What's the correct workflow to add or change files in order to be able to create a diff?


----------



## SirDice (Apr 20, 2021)

It seems to be missing a commit step after you added your files.


----------



## zirias@ (Apr 20, 2021)

`git add` only stages changes for commit. For rebasing local commits on whatever is fetched, you need to commit them first with `git commit`.

But then, the simplest version is to just do nothing, `git diff` will then show the diffs from your working copy compared to the latest HEAD. If you want to undo the `git add` (IOW remove the files from the staging area), you can use `git restore --staged`.


----------



## neal (Apr 20, 2021)

What would be the point of committing the changes, as they will never be pushed anywhere. The real changes will be via the generated diff.

Even if I don't `git add` anything, the presence of changed files stops the `git pull --rebase` from happening.


----------



## SirDice (Apr 20, 2021)

How I would do it, is to create a new branch. Do the development in there, add and commit the changes.

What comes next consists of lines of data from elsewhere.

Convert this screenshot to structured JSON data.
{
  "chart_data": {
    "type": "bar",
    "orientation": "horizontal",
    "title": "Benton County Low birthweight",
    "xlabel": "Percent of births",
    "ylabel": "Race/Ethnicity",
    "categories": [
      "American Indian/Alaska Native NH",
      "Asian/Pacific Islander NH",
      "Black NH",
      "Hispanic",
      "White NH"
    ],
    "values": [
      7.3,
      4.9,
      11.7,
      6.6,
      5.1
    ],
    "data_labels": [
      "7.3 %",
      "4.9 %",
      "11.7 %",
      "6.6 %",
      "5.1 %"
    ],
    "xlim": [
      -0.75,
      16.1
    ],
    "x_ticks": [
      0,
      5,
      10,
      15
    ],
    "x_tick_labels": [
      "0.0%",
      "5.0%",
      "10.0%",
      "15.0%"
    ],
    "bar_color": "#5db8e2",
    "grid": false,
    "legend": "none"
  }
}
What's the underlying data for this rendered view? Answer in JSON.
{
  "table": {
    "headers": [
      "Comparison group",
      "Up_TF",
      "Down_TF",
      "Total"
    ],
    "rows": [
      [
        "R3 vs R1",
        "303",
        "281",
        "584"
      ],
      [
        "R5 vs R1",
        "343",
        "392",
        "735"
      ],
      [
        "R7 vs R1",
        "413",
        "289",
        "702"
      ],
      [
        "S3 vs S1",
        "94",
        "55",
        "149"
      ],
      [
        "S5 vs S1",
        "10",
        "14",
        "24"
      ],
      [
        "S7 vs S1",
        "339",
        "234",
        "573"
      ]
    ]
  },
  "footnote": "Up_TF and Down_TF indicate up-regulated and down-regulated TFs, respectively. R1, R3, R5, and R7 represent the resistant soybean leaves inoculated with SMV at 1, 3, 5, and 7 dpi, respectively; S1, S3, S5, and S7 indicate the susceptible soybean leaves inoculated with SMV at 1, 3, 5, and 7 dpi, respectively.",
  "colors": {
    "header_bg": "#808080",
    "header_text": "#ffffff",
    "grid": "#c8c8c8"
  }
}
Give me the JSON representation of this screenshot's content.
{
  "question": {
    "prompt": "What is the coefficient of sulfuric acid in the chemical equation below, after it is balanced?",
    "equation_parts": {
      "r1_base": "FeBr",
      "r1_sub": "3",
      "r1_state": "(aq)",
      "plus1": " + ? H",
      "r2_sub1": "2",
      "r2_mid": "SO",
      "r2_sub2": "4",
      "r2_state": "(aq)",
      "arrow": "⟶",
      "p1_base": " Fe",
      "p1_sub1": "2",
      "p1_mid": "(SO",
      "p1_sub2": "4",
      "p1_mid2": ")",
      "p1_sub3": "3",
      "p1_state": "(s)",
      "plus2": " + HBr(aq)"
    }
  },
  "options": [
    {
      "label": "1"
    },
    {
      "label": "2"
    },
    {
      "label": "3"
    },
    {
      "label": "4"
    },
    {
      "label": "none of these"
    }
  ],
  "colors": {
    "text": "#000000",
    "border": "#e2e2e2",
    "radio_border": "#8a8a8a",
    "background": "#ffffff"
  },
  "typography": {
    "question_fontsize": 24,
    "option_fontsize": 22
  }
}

Then rebase with the main branch before creating a git patch file.


----------



## neal (Apr 21, 2021)

It seems that the command in the ports manual to create the diff needs to be changed to:
`git diff --cached . > ../`make -VPKGNAME`.diff`
This produces a diff of the changes staged for the next commit.

I think I'm going to have to read the whole git manual as it's way more complex than any of the other version control systems that I've used (CMS, CVS, SVN and Mercurial).


----------



## bobmc (Apr 21, 2021)

I also find it challenging.

It's not too complicated when you are managing your own work. If Git or Mercurial already existed when FreeBSD was created, then the Ports would probably have a simpler workflow.


----------